Analysis of the bodies and of wills registered in London at the time has cast serious doubt on “facts” that every schoolchild has learned for decades: that the epidemic was caused by a highly contagious strain spread by the fleas on rats.
Now evidence taken from the human remains found in Charterhouse Square, to the north of the City of London (the financial district), during excavations carried out as part of the construction of the Crossrail train line serving London and its environs, have suggested a different cause: Only an airborne infection could have spread so fast and killed so quickly.

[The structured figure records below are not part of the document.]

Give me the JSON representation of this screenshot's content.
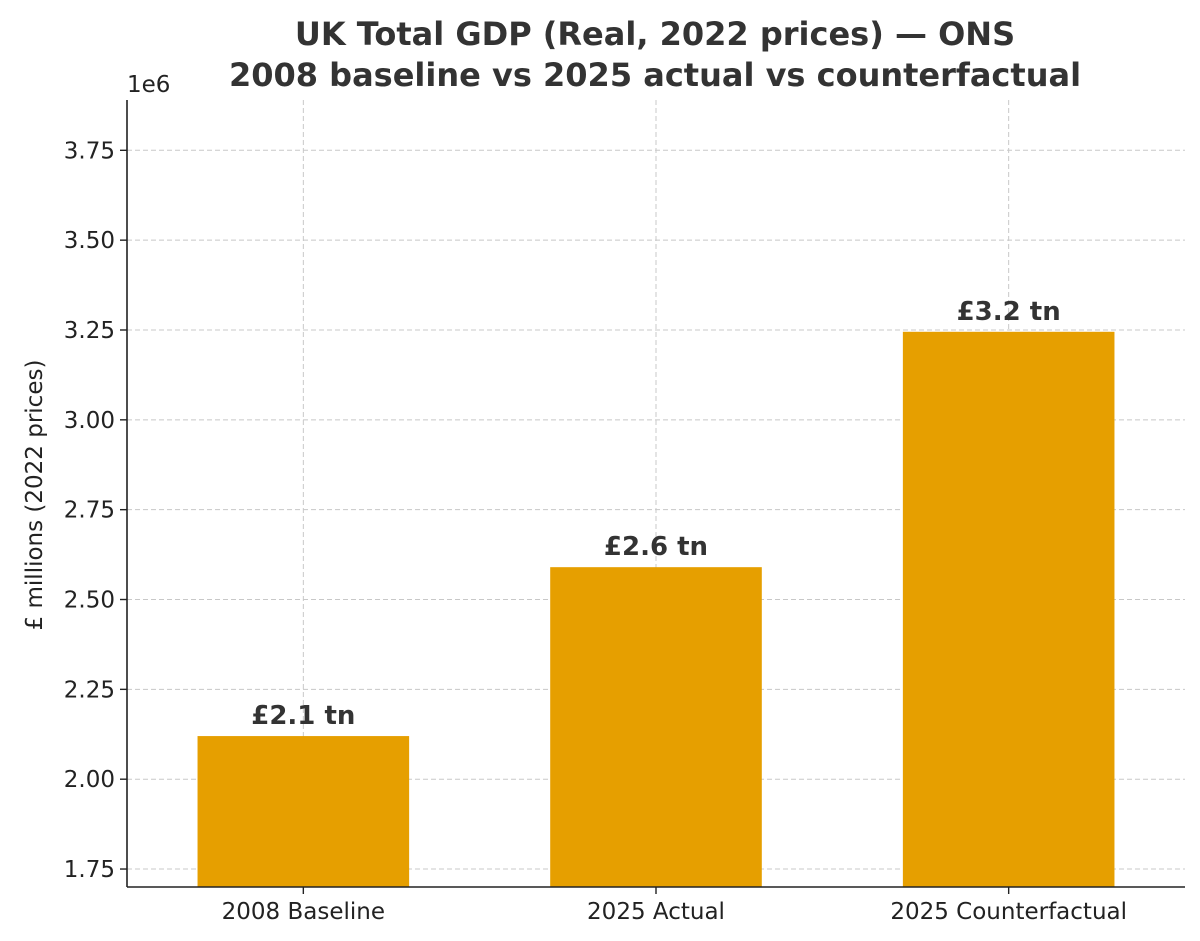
{
  "chart_data": {
    "type": "bar",
    "title_lines": [
      "UK Total GDP (Real, 2022 prices) — ONS",
      "2008 baseline vs 2025 actual vs counterfactual"
    ],
    "xlabel": "",
    "ylabel": "£ millions (2022 prices)",
    "offset_text": "1e6",
    "categories": [
      "2008 Baseline",
      "2025 Actual",
      "2025 Counterfactual"
    ],
    "values": [
      2120000,
      2590000,
      3245000
    ],
    "data_labels": [
      "£2.1 tn",
      "£2.6 tn",
      "£3.2 tn"
    ],
    "ylim": [
      1700000,
      3890000
    ],
    "yticks": [
      1750000,
      2000000,
      2250000,
      2500000,
      2750000,
      3000000,
      3250000,
      3500000,
      3750000
    ],
    "ytick_labels": [
      "1.75",
      "2.00",
      "2.25",
      "2.50",
      "2.75",
      "3.00",
      "3.25",
      "3.50",
      "3.75"
    ],
    "grid": true,
    "bar_color": "#E69F00"
  }
}
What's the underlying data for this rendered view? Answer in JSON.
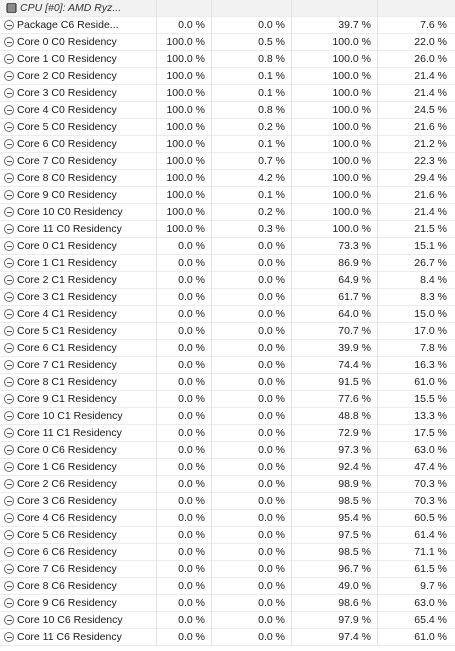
{
  "header": {
    "label": "CPU [#0]: AMD Ryz..."
  },
  "rows": [
    {
      "name": "Package C6 Reside...",
      "v1": "0.0 %",
      "v2": "0.0 %",
      "v3": "39.7 %",
      "v4": "7.6 %"
    },
    {
      "name": "Core 0 C0 Residency",
      "v1": "100.0 %",
      "v2": "0.5 %",
      "v3": "100.0 %",
      "v4": "22.0 %"
    },
    {
      "name": "Core 1 C0 Residency",
      "v1": "100.0 %",
      "v2": "0.8 %",
      "v3": "100.0 %",
      "v4": "26.0 %"
    },
    {
      "name": "Core 2 C0 Residency",
      "v1": "100.0 %",
      "v2": "0.1 %",
      "v3": "100.0 %",
      "v4": "21.4 %"
    },
    {
      "name": "Core 3 C0 Residency",
      "v1": "100.0 %",
      "v2": "0.1 %",
      "v3": "100.0 %",
      "v4": "21.4 %"
    },
    {
      "name": "Core 4 C0 Residency",
      "v1": "100.0 %",
      "v2": "0.8 %",
      "v3": "100.0 %",
      "v4": "24.5 %"
    },
    {
      "name": "Core 5 C0 Residency",
      "v1": "100.0 %",
      "v2": "0.2 %",
      "v3": "100.0 %",
      "v4": "21.6 %"
    },
    {
      "name": "Core 6 C0 Residency",
      "v1": "100.0 %",
      "v2": "0.1 %",
      "v3": "100.0 %",
      "v4": "21.2 %"
    },
    {
      "name": "Core 7 C0 Residency",
      "v1": "100.0 %",
      "v2": "0.7 %",
      "v3": "100.0 %",
      "v4": "22.3 %"
    },
    {
      "name": "Core 8 C0 Residency",
      "v1": "100.0 %",
      "v2": "4.2 %",
      "v3": "100.0 %",
      "v4": "29.4 %"
    },
    {
      "name": "Core 9 C0 Residency",
      "v1": "100.0 %",
      "v2": "0.1 %",
      "v3": "100.0 %",
      "v4": "21.6 %"
    },
    {
      "name": "Core 10 C0 Residency",
      "v1": "100.0 %",
      "v2": "0.2 %",
      "v3": "100.0 %",
      "v4": "21.4 %"
    },
    {
      "name": "Core 11 C0 Residency",
      "v1": "100.0 %",
      "v2": "0.3 %",
      "v3": "100.0 %",
      "v4": "21.5 %"
    },
    {
      "name": "Core 0 C1 Residency",
      "v1": "0.0 %",
      "v2": "0.0 %",
      "v3": "73.3 %",
      "v4": "15.1 %"
    },
    {
      "name": "Core 1 C1 Residency",
      "v1": "0.0 %",
      "v2": "0.0 %",
      "v3": "86.9 %",
      "v4": "26.7 %"
    },
    {
      "name": "Core 2 C1 Residency",
      "v1": "0.0 %",
      "v2": "0.0 %",
      "v3": "64.9 %",
      "v4": "8.4 %"
    },
    {
      "name": "Core 3 C1 Residency",
      "v1": "0.0 %",
      "v2": "0.0 %",
      "v3": "61.7 %",
      "v4": "8.3 %"
    },
    {
      "name": "Core 4 C1 Residency",
      "v1": "0.0 %",
      "v2": "0.0 %",
      "v3": "64.0 %",
      "v4": "15.0 %"
    },
    {
      "name": "Core 5 C1 Residency",
      "v1": "0.0 %",
      "v2": "0.0 %",
      "v3": "70.7 %",
      "v4": "17.0 %"
    },
    {
      "name": "Core 6 C1 Residency",
      "v1": "0.0 %",
      "v2": "0.0 %",
      "v3": "39.9 %",
      "v4": "7.8 %"
    },
    {
      "name": "Core 7 C1 Residency",
      "v1": "0.0 %",
      "v2": "0.0 %",
      "v3": "74.4 %",
      "v4": "16.3 %"
    },
    {
      "name": "Core 8 C1 Residency",
      "v1": "0.0 %",
      "v2": "0.0 %",
      "v3": "91.5 %",
      "v4": "61.0 %"
    },
    {
      "name": "Core 9 C1 Residency",
      "v1": "0.0 %",
      "v2": "0.0 %",
      "v3": "77.6 %",
      "v4": "15.5 %"
    },
    {
      "name": "Core 10 C1 Residency",
      "v1": "0.0 %",
      "v2": "0.0 %",
      "v3": "48.8 %",
      "v4": "13.3 %"
    },
    {
      "name": "Core 11 C1 Residency",
      "v1": "0.0 %",
      "v2": "0.0 %",
      "v3": "72.9 %",
      "v4": "17.5 %"
    },
    {
      "name": "Core 0 C6 Residency",
      "v1": "0.0 %",
      "v2": "0.0 %",
      "v3": "97.3 %",
      "v4": "63.0 %"
    },
    {
      "name": "Core 1 C6 Residency",
      "v1": "0.0 %",
      "v2": "0.0 %",
      "v3": "92.4 %",
      "v4": "47.4 %"
    },
    {
      "name": "Core 2 C6 Residency",
      "v1": "0.0 %",
      "v2": "0.0 %",
      "v3": "98.9 %",
      "v4": "70.3 %"
    },
    {
      "name": "Core 3 C6 Residency",
      "v1": "0.0 %",
      "v2": "0.0 %",
      "v3": "98.5 %",
      "v4": "70.3 %"
    },
    {
      "name": "Core 4 C6 Residency",
      "v1": "0.0 %",
      "v2": "0.0 %",
      "v3": "95.4 %",
      "v4": "60.5 %"
    },
    {
      "name": "Core 5 C6 Residency",
      "v1": "0.0 %",
      "v2": "0.0 %",
      "v3": "97.5 %",
      "v4": "61.4 %"
    },
    {
      "name": "Core 6 C6 Residency",
      "v1": "0.0 %",
      "v2": "0.0 %",
      "v3": "98.5 %",
      "v4": "71.1 %"
    },
    {
      "name": "Core 7 C6 Residency",
      "v1": "0.0 %",
      "v2": "0.0 %",
      "v3": "96.7 %",
      "v4": "61.5 %"
    },
    {
      "name": "Core 8 C6 Residency",
      "v1": "0.0 %",
      "v2": "0.0 %",
      "v3": "49.0 %",
      "v4": "9.7 %"
    },
    {
      "name": "Core 9 C6 Residency",
      "v1": "0.0 %",
      "v2": "0.0 %",
      "v3": "98.6 %",
      "v4": "63.0 %"
    },
    {
      "name": "Core 10 C6 Residency",
      "v1": "0.0 %",
      "v2": "0.0 %",
      "v3": "97.9 %",
      "v4": "65.4 %"
    },
    {
      "name": "Core 11 C6 Residency",
      "v1": "0.0 %",
      "v2": "0.0 %",
      "v3": "97.4 %",
      "v4": "61.0 %"
    }
  ]
}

The Black Death arrived in Britain from central Asia in the autumn of 1348, and by late the next spring it had killed 6 out of every 10 people in London. Such a rate of destruction would kill 5 million now. By extracting the DNA of the disease bacterium, Yersinia pestis, from the largest teeth in some of the skulls retrieved from the square, the scientists were able to compare the strain of bubonic plague preserved there with that which was recently responsible for killing 60 people in Madagascar. To their surprise, the 14th-century strain, the cause of the most lethal catastrophe in recorded history, was no more virulent than today’s disease. The DNA codes were an almost perfect match.
According to scientists working at Public Health England (an executive agency of the U.K.’s Department of Health) in Porton Down, southwest England, for any plague to spread at such a pace it must have gotten into the lungs of those victims who were most malnourished and then been spread by coughs and sneezes.
It was therefore a pneumonic plague rather than a bubonic plague — one in which infection is spread from human to human, rather than by rat fleas.
“As an explanation for the Black Death in its own right, it simply isn’t good enough. It cannot spread fast enough from one household to the next to cause the huge number of cases that we saw during the Black Death epidemics,” said Dr. Tim Brooks from Porton Down.
In support of the growing case that this was a fast-acting, direct contagion, archaeologist Dr. Barney Sloane discovered that in the medieval City of London, all wills had to be registered at the Court of Hustings. The documents lead him to believe that 60 percent of Londoners were wiped out.
Today, antibiotics can prevent the disease from becoming pneumonic.